София подняла глаза на сестру.
– А кто он?
– Пациент. Бывший пациент, – тихо проговорила София. – Но мы встречаемся не в том смысле.
– А в каком смысле вы встречаетесь?
София улыбнулась.
– Даже не знаю…
Она пересыпала нарезанные овощи в большую салатницу. Получилось небрежно, София потянула руку, чтобы исправить, но остановилась. Ей претила та роль девочки-умницы, которую она невольно начинала исполнять в стенах этого дома. Джейн сидела все в той же позе, наблюдая за Софией. Внезапно она буквально подскочила на месте.
– Боже мой, ведь мы ездили в Буэнос-Айрес! Просто не пойму, что на меня нашло. Я какая-то бестолковая. Мы навещали братьев и сестер Хесуса. Домой вернулись только что… В четверг.

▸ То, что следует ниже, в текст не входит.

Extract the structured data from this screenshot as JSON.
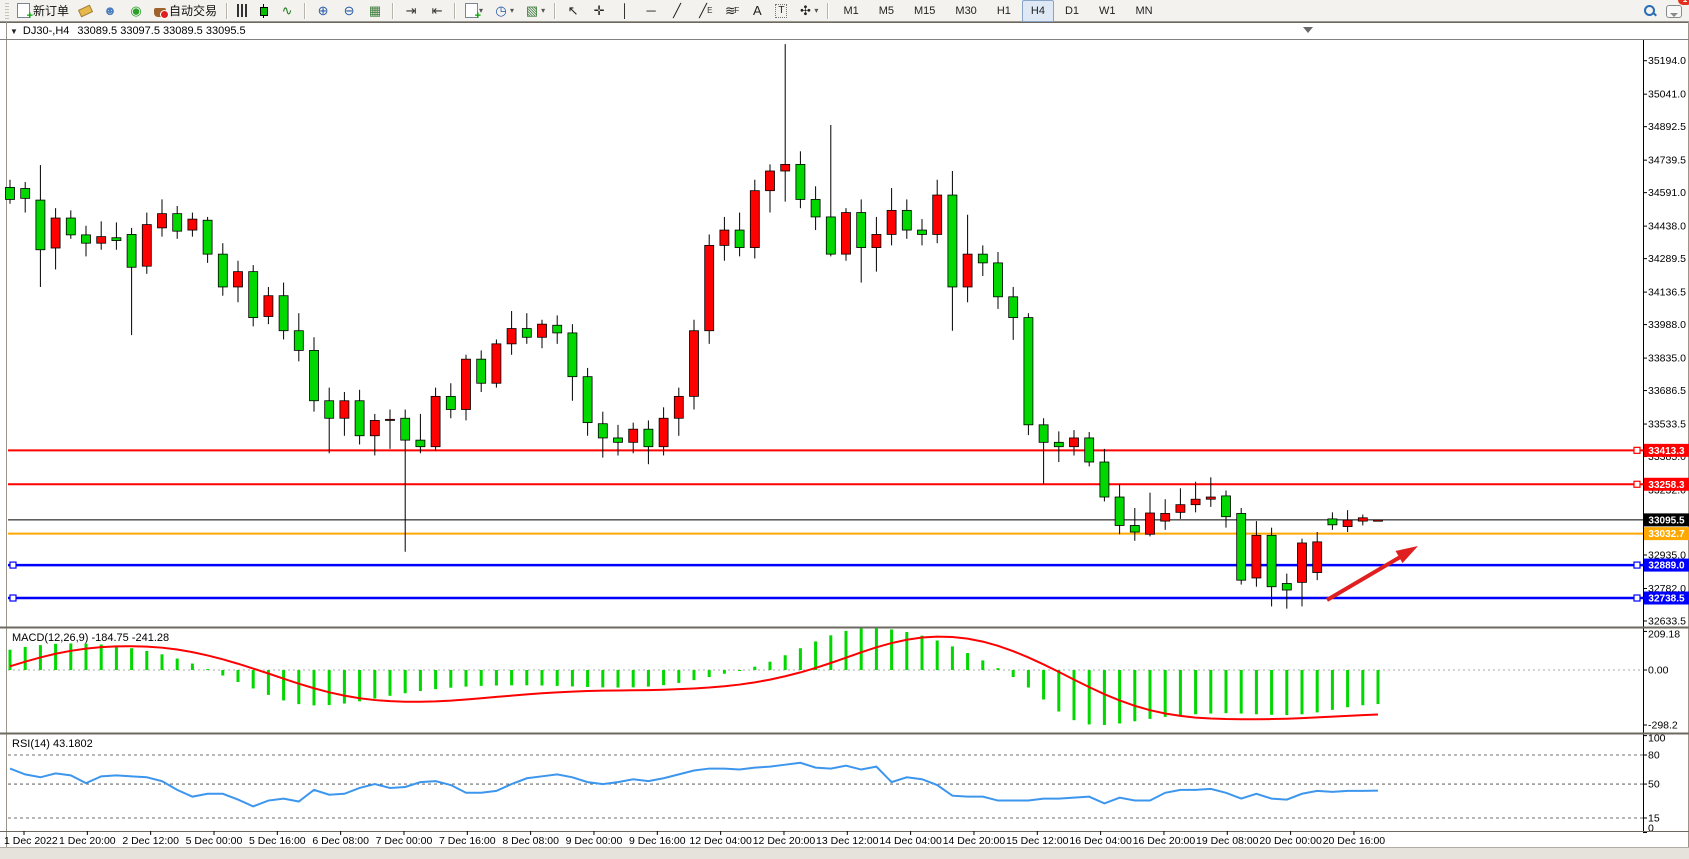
{
  "toolbar": {
    "items": [
      {
        "t": "grip"
      },
      {
        "t": "btn",
        "name": "new-order-button",
        "css": "i-docplus",
        "label": "新订单"
      },
      {
        "t": "btn",
        "name": "eraser-tool-button",
        "css": "i-eraser"
      },
      {
        "t": "btn",
        "name": "expert-advisors-button",
        "g": "☻",
        "c": "#4a7ebf"
      },
      {
        "t": "btn",
        "name": "signals-button",
        "g": "◉",
        "c": "#2aa02a"
      },
      {
        "t": "btn",
        "name": "autotrading-button",
        "css": "i-pot",
        "label": "自动交易"
      },
      {
        "t": "sep"
      },
      {
        "t": "btn",
        "name": "bar-chart-button",
        "css": "i-bars"
      },
      {
        "t": "btn",
        "name": "candlestick-chart-button",
        "css": "i-candle"
      },
      {
        "t": "btn",
        "name": "line-chart-button",
        "g": "∿",
        "c": "#1c7a1c"
      },
      {
        "t": "sep"
      },
      {
        "t": "btn",
        "name": "zoom-in-button",
        "g": "⊕",
        "c": "#2458a8"
      },
      {
        "t": "btn",
        "name": "zoom-out-button",
        "g": "⊖",
        "c": "#2458a8"
      },
      {
        "t": "btn",
        "name": "tile-windows-button",
        "g": "▦",
        "c": "#3a7a3a"
      },
      {
        "t": "sep"
      },
      {
        "t": "btn",
        "name": "chart-shift-button",
        "g": "⇥",
        "c": "#333333"
      },
      {
        "t": "btn",
        "name": "auto-scroll-button",
        "g": "⇤",
        "c": "#333333"
      },
      {
        "t": "sep"
      },
      {
        "t": "btn",
        "name": "new-chart-button",
        "css": "i-docplus",
        "dd": true
      },
      {
        "t": "btn",
        "name": "periods-button",
        "g": "◷",
        "c": "#2458a8",
        "dd": true
      },
      {
        "t": "btn",
        "name": "chart-profile-button",
        "g": "▧",
        "c": "#3a7a3a",
        "dd": true
      },
      {
        "t": "sep"
      },
      {
        "t": "btn",
        "name": "cursor-tool-button",
        "g": "↖",
        "c": "#222222"
      },
      {
        "t": "btn",
        "name": "crosshair-tool-button",
        "g": "✛",
        "c": "#222222"
      },
      {
        "t": "btn",
        "name": "vertical-line-tool-button",
        "g": "│",
        "c": "#222222"
      },
      {
        "t": "btn",
        "name": "horizontal-line-tool-button",
        "g": "─",
        "c": "#222222"
      },
      {
        "t": "btn",
        "name": "trendline-tool-button",
        "g": "╱",
        "c": "#222222"
      },
      {
        "t": "btn",
        "name": "equidistant-channel-tool-button",
        "g": "╱",
        "c": "#222222",
        "sub": "E"
      },
      {
        "t": "btn",
        "name": "fibonacci-tool-button",
        "g": "≋",
        "c": "#222222",
        "sub": "F"
      },
      {
        "t": "btn",
        "name": "text-tool-button",
        "g": "A",
        "c": "#222222"
      },
      {
        "t": "btn",
        "name": "text-label-tool-button",
        "g": "T",
        "c": "#222222",
        "box": true
      },
      {
        "t": "btn",
        "name": "arrows-tool-button",
        "g": "✣",
        "c": "#222222",
        "dd": true
      },
      {
        "t": "sep"
      },
      {
        "t": "tf",
        "name": "timeframe-m1-button",
        "label": "M1"
      },
      {
        "t": "tf",
        "name": "timeframe-m5-button",
        "label": "M5"
      },
      {
        "t": "tf",
        "name": "timeframe-m15-button",
        "label": "M15"
      },
      {
        "t": "tf",
        "name": "timeframe-m30-button",
        "label": "M30"
      },
      {
        "t": "tf",
        "name": "timeframe-h1-button",
        "label": "H1"
      },
      {
        "t": "tf",
        "name": "timeframe-h4-button",
        "label": "H4",
        "active": true
      },
      {
        "t": "tf",
        "name": "timeframe-d1-button",
        "label": "D1"
      },
      {
        "t": "tf",
        "name": "timeframe-w1-button",
        "label": "W1"
      },
      {
        "t": "tf",
        "name": "timeframe-mn-button",
        "label": "MN"
      },
      {
        "t": "spacer"
      },
      {
        "t": "btn",
        "name": "search-button",
        "css": "i-mag"
      },
      {
        "t": "btn",
        "name": "notifications-button",
        "css": "i-chat",
        "badge": "1"
      }
    ]
  },
  "title": {
    "symbol": "DJ30-,H4",
    "ohlc": "33089.5 33097.5 33089.5 33095.5"
  },
  "indicators": {
    "macd_label": "MACD(12,26,9) -184.75 -241.28",
    "rsi_label": "RSI(14) 43.1802"
  },
  "chart_data": {
    "type": "candlestick",
    "symbol": "DJ30-",
    "timeframe": "H4",
    "current_bar": {
      "open": 33089.5,
      "high": 33097.5,
      "low": 33089.5,
      "close": 33095.5
    },
    "up_color": "#ff0000",
    "down_color": "#00d800",
    "price_axis_ticks": [
      "35194.0",
      "35041.0",
      "34892.5",
      "34739.5",
      "34591.0",
      "34438.0",
      "34289.5",
      "34136.5",
      "33988.0",
      "33835.0",
      "33686.5",
      "33533.5",
      "33385.0",
      "33232.0",
      "33083.5",
      "32935.0",
      "32782.0",
      "32633.5"
    ],
    "price_lines": [
      {
        "value": 33413.3,
        "label": "33413.3",
        "color": "#ff0000",
        "width": 2,
        "handles": "right"
      },
      {
        "value": 33258.3,
        "label": "33258.3",
        "color": "#ff0000",
        "width": 2,
        "handles": "right"
      },
      {
        "value": 33095.5,
        "label": "33095.5",
        "color": "#000000",
        "width": 1,
        "handles": "none"
      },
      {
        "value": 33032.7,
        "label": "33032.7",
        "color": "#ffa800",
        "width": 2,
        "handles": "none"
      },
      {
        "value": 32889.0,
        "label": "32889.0",
        "color": "#0000ff",
        "width": 2.5,
        "handles": "both"
      },
      {
        "value": 32738.5,
        "label": "32738.5",
        "color": "#0000ff",
        "width": 2.5,
        "handles": "both"
      }
    ],
    "time_labels": [
      "1 Dec 2022",
      "1 Dec 20:00",
      "2 Dec 12:00",
      "5 Dec 00:00",
      "5 Dec 16:00",
      "6 Dec 08:00",
      "7 Dec 00:00",
      "7 Dec 16:00",
      "8 Dec 08:00",
      "9 Dec 00:00",
      "9 Dec 16:00",
      "12 Dec 04:00",
      "12 Dec 20:00",
      "13 Dec 12:00",
      "14 Dec 04:00",
      "14 Dec 20:00",
      "15 Dec 12:00",
      "16 Dec 04:00",
      "16 Dec 20:00",
      "19 Dec 08:00",
      "20 Dec 00:00",
      "20 Dec 16:00"
    ],
    "candles": [
      [
        34615,
        34650,
        34540,
        34560
      ],
      [
        34610,
        34640,
        34500,
        34565
      ],
      [
        34557,
        34717,
        34160,
        34330
      ],
      [
        34338,
        34520,
        34240,
        34475
      ],
      [
        34475,
        34510,
        34380,
        34398
      ],
      [
        34398,
        34440,
        34300,
        34360
      ],
      [
        34360,
        34460,
        34330,
        34390
      ],
      [
        34385,
        34455,
        34330,
        34372
      ],
      [
        34400,
        34430,
        33940,
        34250
      ],
      [
        34255,
        34500,
        34220,
        34445
      ],
      [
        34430,
        34560,
        34390,
        34495
      ],
      [
        34495,
        34530,
        34380,
        34415
      ],
      [
        34420,
        34500,
        34390,
        34470
      ],
      [
        34465,
        34480,
        34270,
        34310
      ],
      [
        34310,
        34360,
        34120,
        34160
      ],
      [
        34160,
        34280,
        34090,
        34230
      ],
      [
        34230,
        34260,
        33980,
        34020
      ],
      [
        34025,
        34160,
        33990,
        34120
      ],
      [
        34120,
        34180,
        33920,
        33960
      ],
      [
        33960,
        34040,
        33820,
        33870
      ],
      [
        33870,
        33930,
        33590,
        33640
      ],
      [
        33640,
        33700,
        33400,
        33560
      ],
      [
        33560,
        33680,
        33480,
        33640
      ],
      [
        33640,
        33690,
        33440,
        33480
      ],
      [
        33480,
        33580,
        33390,
        33550
      ],
      [
        33550,
        33600,
        33420,
        33555
      ],
      [
        33560,
        33600,
        32950,
        33460
      ],
      [
        33460,
        33580,
        33400,
        33430
      ],
      [
        33430,
        33700,
        33410,
        33660
      ],
      [
        33660,
        33720,
        33560,
        33600
      ],
      [
        33600,
        33850,
        33550,
        33830
      ],
      [
        33830,
        33870,
        33680,
        33720
      ],
      [
        33720,
        33920,
        33700,
        33900
      ],
      [
        33900,
        34050,
        33850,
        33970
      ],
      [
        33970,
        34040,
        33900,
        33930
      ],
      [
        33930,
        34010,
        33880,
        33990
      ],
      [
        33985,
        34030,
        33900,
        33950
      ],
      [
        33950,
        33990,
        33640,
        33750
      ],
      [
        33750,
        33790,
        33480,
        33540
      ],
      [
        33535,
        33590,
        33380,
        33470
      ],
      [
        33470,
        33530,
        33390,
        33450
      ],
      [
        33450,
        33540,
        33400,
        33510
      ],
      [
        33510,
        33550,
        33350,
        33430
      ],
      [
        33430,
        33610,
        33390,
        33560
      ],
      [
        33560,
        33700,
        33480,
        33660
      ],
      [
        33660,
        34010,
        33600,
        33960
      ],
      [
        33960,
        34400,
        33900,
        34350
      ],
      [
        34350,
        34480,
        34280,
        34420
      ],
      [
        34420,
        34500,
        34300,
        34340
      ],
      [
        34340,
        34650,
        34290,
        34600
      ],
      [
        34600,
        34720,
        34500,
        34690
      ],
      [
        34690,
        35270,
        34550,
        34720
      ],
      [
        34720,
        34780,
        34520,
        34560
      ],
      [
        34560,
        34620,
        34420,
        34480
      ],
      [
        34480,
        34900,
        34300,
        34310
      ],
      [
        34310,
        34520,
        34280,
        34500
      ],
      [
        34500,
        34560,
        34180,
        34340
      ],
      [
        34340,
        34480,
        34230,
        34400
      ],
      [
        34400,
        34612,
        34350,
        34510
      ],
      [
        34510,
        34560,
        34380,
        34420
      ],
      [
        34420,
        34470,
        34350,
        34400
      ],
      [
        34400,
        34650,
        34360,
        34580
      ],
      [
        34580,
        34690,
        33960,
        34160
      ],
      [
        34160,
        34490,
        34090,
        34310
      ],
      [
        34310,
        34350,
        34210,
        34270
      ],
      [
        34270,
        34320,
        34060,
        34115
      ],
      [
        34115,
        34160,
        33918,
        34020
      ],
      [
        34020,
        34040,
        33483,
        33530
      ],
      [
        33530,
        33560,
        33260,
        33450
      ],
      [
        33450,
        33500,
        33360,
        33430
      ],
      [
        33430,
        33506,
        33390,
        33470
      ],
      [
        33470,
        33497,
        33340,
        33360
      ],
      [
        33360,
        33420,
        33180,
        33200
      ],
      [
        33200,
        33260,
        33030,
        33070
      ],
      [
        33070,
        33150,
        33000,
        33040
      ],
      [
        33030,
        33220,
        33020,
        33127
      ],
      [
        33090,
        33190,
        33050,
        33125
      ],
      [
        33130,
        33240,
        33100,
        33165
      ],
      [
        33165,
        33270,
        33130,
        33190
      ],
      [
        33190,
        33290,
        33155,
        33200
      ],
      [
        33205,
        33230,
        33060,
        33110
      ],
      [
        33125,
        33150,
        32800,
        32820
      ],
      [
        32830,
        33090,
        32790,
        33025
      ],
      [
        33025,
        33060,
        32700,
        32790
      ],
      [
        32805,
        32850,
        32690,
        32775
      ],
      [
        32810,
        33010,
        32700,
        32990
      ],
      [
        32855,
        33040,
        32820,
        32995
      ],
      [
        33100,
        33130,
        33050,
        33073
      ],
      [
        33065,
        33140,
        33040,
        33095
      ],
      [
        33090,
        33120,
        33070,
        33105
      ],
      [
        33089.5,
        33097.5,
        33089.5,
        33095.5
      ]
    ],
    "macd": {
      "params": "12,26,9",
      "axis": [
        "209.18",
        "0.00",
        "-298.2"
      ],
      "hist_color": "#00d800",
      "signal_color": "#ff0000",
      "hist": [
        110,
        125,
        135,
        142,
        144,
        143,
        138,
        130,
        118,
        103,
        85,
        62,
        35,
        5,
        -30,
        -65,
        -100,
        -135,
        -165,
        -185,
        -192,
        -190,
        -182,
        -170,
        -155,
        -140,
        -126,
        -114,
        -104,
        -96,
        -90,
        -86,
        -84,
        -83,
        -83,
        -84,
        -86,
        -89,
        -92,
        -94,
        -95,
        -94,
        -90,
        -82,
        -70,
        -55,
        -38,
        -20,
        -2,
        18,
        45,
        80,
        118,
        155,
        188,
        212,
        225,
        227,
        220,
        206,
        186,
        160,
        128,
        92,
        52,
        10,
        -38,
        -95,
        -160,
        -225,
        -272,
        -295,
        -298,
        -290,
        -278,
        -265,
        -254,
        -246,
        -240,
        -236,
        -234,
        -236,
        -240,
        -243,
        -244,
        -240,
        -230,
        -216,
        -202,
        -191,
        -184.75
      ],
      "signal": [
        20,
        45,
        68,
        88,
        104,
        116,
        124,
        128,
        129,
        127,
        121,
        111,
        97,
        79,
        58,
        34,
        8,
        -19,
        -47,
        -74,
        -99,
        -121,
        -139,
        -153,
        -163,
        -169,
        -172,
        -172,
        -170,
        -166,
        -160,
        -153,
        -146,
        -139,
        -132,
        -126,
        -121,
        -117,
        -114,
        -112,
        -111,
        -110,
        -109,
        -107,
        -104,
        -100,
        -95,
        -88,
        -79,
        -67,
        -52,
        -34,
        -13,
        11,
        38,
        67,
        96,
        123,
        146,
        164,
        176,
        181,
        179,
        170,
        154,
        131,
        102,
        68,
        30,
        -10,
        -52,
        -93,
        -131,
        -165,
        -194,
        -218,
        -236,
        -249,
        -258,
        -263,
        -266,
        -267,
        -267,
        -266,
        -264,
        -261,
        -257,
        -253,
        -249,
        -245,
        -241.28
      ]
    },
    "rsi": {
      "period": 14,
      "axis": [
        "100",
        "80",
        "50",
        "15",
        "0"
      ],
      "levels": [
        80,
        50,
        15
      ],
      "color": "#3d96ee",
      "values": [
        66,
        60,
        57,
        61,
        59,
        51,
        58,
        59,
        58,
        57,
        53,
        44,
        37,
        40,
        40,
        34,
        27,
        33,
        35,
        32,
        44,
        39,
        40,
        46,
        50,
        46,
        47,
        52,
        53,
        49,
        41,
        41,
        43,
        50,
        56,
        58,
        60,
        57,
        52,
        50,
        52,
        55,
        53,
        56,
        60,
        64,
        66,
        66,
        65,
        67,
        68,
        70,
        72,
        67,
        66,
        69,
        65,
        68,
        52,
        57,
        55,
        49,
        38,
        37,
        37,
        33,
        33,
        33,
        35,
        35,
        36,
        37,
        30,
        36,
        33,
        33,
        41,
        44,
        44,
        45,
        41,
        35,
        40,
        35,
        34,
        40,
        43,
        42,
        43,
        43,
        43.18
      ]
    },
    "annotation_arrow": {
      "color": "#e02020",
      "from_price": 32730,
      "to_price": 32970,
      "note": "up-trend arrow near last lows"
    }
  }
}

Название дня недели она произнесла с сомнением, но потом, похоже, решила, что оно соответствует действительности. Джейн была совершенно богемной личностью. На первый взгляд могло показаться, что она играет, что-то из себя изображает – однако это не соответствовало истине. Она была просто очень разбросана – и всегда полна радости и энтузиазма. Это многих от нее отпугивало – пугливые считали ее неестественной и осуждали. Зато смелые любили ее, как могут любить только смелые люди.
Они собрались все вместе – Ивонна и Том во главе стола с двух сторон, остальные расположились между ними. Ивонна приготовила роскошный ужин – это у нее всегда отлично получалось. Трапеза прошла под тем же знаком, что и обычно, – разговоры ни о чем, смех и молчаливое сосредоточение каждого, чтобы сдержать чувства и не дать выплеснуться какой-нибудь старой обиде или недоразумению.
После ужина София и Джейн уселись в двух плетеных креслах на веранде. Хесус удалился в библиотеку, где погрузился в какой-то англоязычный роман. Альберт сидел на втором этаже, играя в карты с Томом под звуки «Гольдберг-вариаций»[11], которые Том включал на старом дребезжащем проигрывателе, как только предоставлялся случай.
Сидя на веранде в тепле инфракрасного обогревателя, сестры выпили и проговорили до глубокой ночи. Поначалу Ивонна пыталась подкрасться к ним – делала вид, что у нее какие-то дела, держалась возле двери, ведущей на веранду. Несколько раз им удавалось застукать ее, она лгала, отказываясь признаваться, что подслушивает. В конце концов сверху спустился Том и попросил ее оставить дочерей в покое.